Yet the 500 years will end up only symbolic without the chance of restitution for victims
A 500-year sentence shows fraud will be met with the iron fist of justice
Some might have considered the length of the sentence issued to two fraudsters this week an extraordinary decision. However, the pair, who fleeced $200 million from up to 7,000 UAE residents, merited the harshest penalty. While thousands of residents plunged their life savings into the Exential foreign exchange investment scam, Sydney Lemos – who spearheaded the firm’s Ponzi scheme – was living a James Bond-style existence on their money. Such was the scammer’s moral decrepitude that he was buying motorbikes, apartments and ostentatious cars bearing 007 number plates while his victims waited endlessly for a payday that would never come. Lemos and his associate Ryan Fernandez each received 500 years in prison, sending a powerful message that financial crime does not pay.
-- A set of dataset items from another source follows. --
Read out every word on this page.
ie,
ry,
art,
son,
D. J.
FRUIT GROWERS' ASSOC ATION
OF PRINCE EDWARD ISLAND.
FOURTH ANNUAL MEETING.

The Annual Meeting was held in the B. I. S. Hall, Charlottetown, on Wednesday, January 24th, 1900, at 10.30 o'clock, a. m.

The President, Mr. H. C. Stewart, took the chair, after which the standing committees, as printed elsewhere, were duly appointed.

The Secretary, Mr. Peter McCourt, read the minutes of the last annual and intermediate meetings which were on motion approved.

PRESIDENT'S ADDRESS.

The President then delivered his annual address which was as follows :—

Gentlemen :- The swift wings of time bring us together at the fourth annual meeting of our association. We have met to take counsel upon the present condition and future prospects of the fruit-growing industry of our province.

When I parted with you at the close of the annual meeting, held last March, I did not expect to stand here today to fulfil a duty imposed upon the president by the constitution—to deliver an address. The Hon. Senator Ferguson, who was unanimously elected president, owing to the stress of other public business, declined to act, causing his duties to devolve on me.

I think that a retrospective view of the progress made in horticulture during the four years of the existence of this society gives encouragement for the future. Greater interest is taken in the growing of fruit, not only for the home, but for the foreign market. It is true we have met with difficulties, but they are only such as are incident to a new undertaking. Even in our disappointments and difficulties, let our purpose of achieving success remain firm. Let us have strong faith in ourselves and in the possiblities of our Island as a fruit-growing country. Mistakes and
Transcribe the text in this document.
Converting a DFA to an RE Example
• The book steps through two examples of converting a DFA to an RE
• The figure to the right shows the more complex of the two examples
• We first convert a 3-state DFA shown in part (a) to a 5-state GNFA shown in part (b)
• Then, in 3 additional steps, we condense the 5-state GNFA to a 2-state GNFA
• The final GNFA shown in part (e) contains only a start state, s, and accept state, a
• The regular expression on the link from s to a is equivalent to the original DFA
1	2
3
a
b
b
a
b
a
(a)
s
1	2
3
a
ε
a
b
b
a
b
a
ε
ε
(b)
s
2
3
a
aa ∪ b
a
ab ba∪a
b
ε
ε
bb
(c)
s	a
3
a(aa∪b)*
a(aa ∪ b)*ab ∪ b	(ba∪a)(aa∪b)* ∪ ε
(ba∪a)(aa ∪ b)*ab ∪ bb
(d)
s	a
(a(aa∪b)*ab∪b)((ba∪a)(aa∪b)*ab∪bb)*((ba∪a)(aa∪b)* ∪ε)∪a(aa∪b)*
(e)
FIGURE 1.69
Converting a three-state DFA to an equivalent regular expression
Through the Ponzi scheme, the pair vowed to more than double an initial $25,000 investment using a complex foreign currency algorithm. Money from new investors was used to pay off longer-term investors at the top of the pyramid until payments dried up and investors panicked. By the time the Department of Economic Development closed the Dubai Media City firm in 2016, their precious savings were gone and they were left destitute. Investigators are now searching for the bad-faith investors, who knowingly recommended the scam to others, enriching themselves in the process. The cynical nature with which Lemos and Fernandez pursued vulnerable people makes their crimes particularly grim. Among their numerous victims were cabin crew members and a church group, which yielded 90 investors. Many of them were able to take out large loans to opt into the scheme, which raises searching questions about the moneylenders who loaned huge sums of money without querying whether they could pay it back. Unable to afford extortionate legal fees, thousands of investors are now dealing with the heartbreaking reality of being unable to recoup any of their money. The sentence, while a stern warning, is symbolic only without the chance of restitution for many who have lost out.
With a lack of financial literacy among some of the population, there has been potential for exploitation in the UAE, as these pages have previously reported. The court case follows the conviction of financial adviser Neil Grant, who ran a company without a licence. His victims, who lost hundreds of thousands of dirhams, have since launched a civil case. Most of those targeted by fraudsters will never recoup their losses but Sunday’s sentencing at least demonstrates that such mercenary behaviour will be met with an iron fist.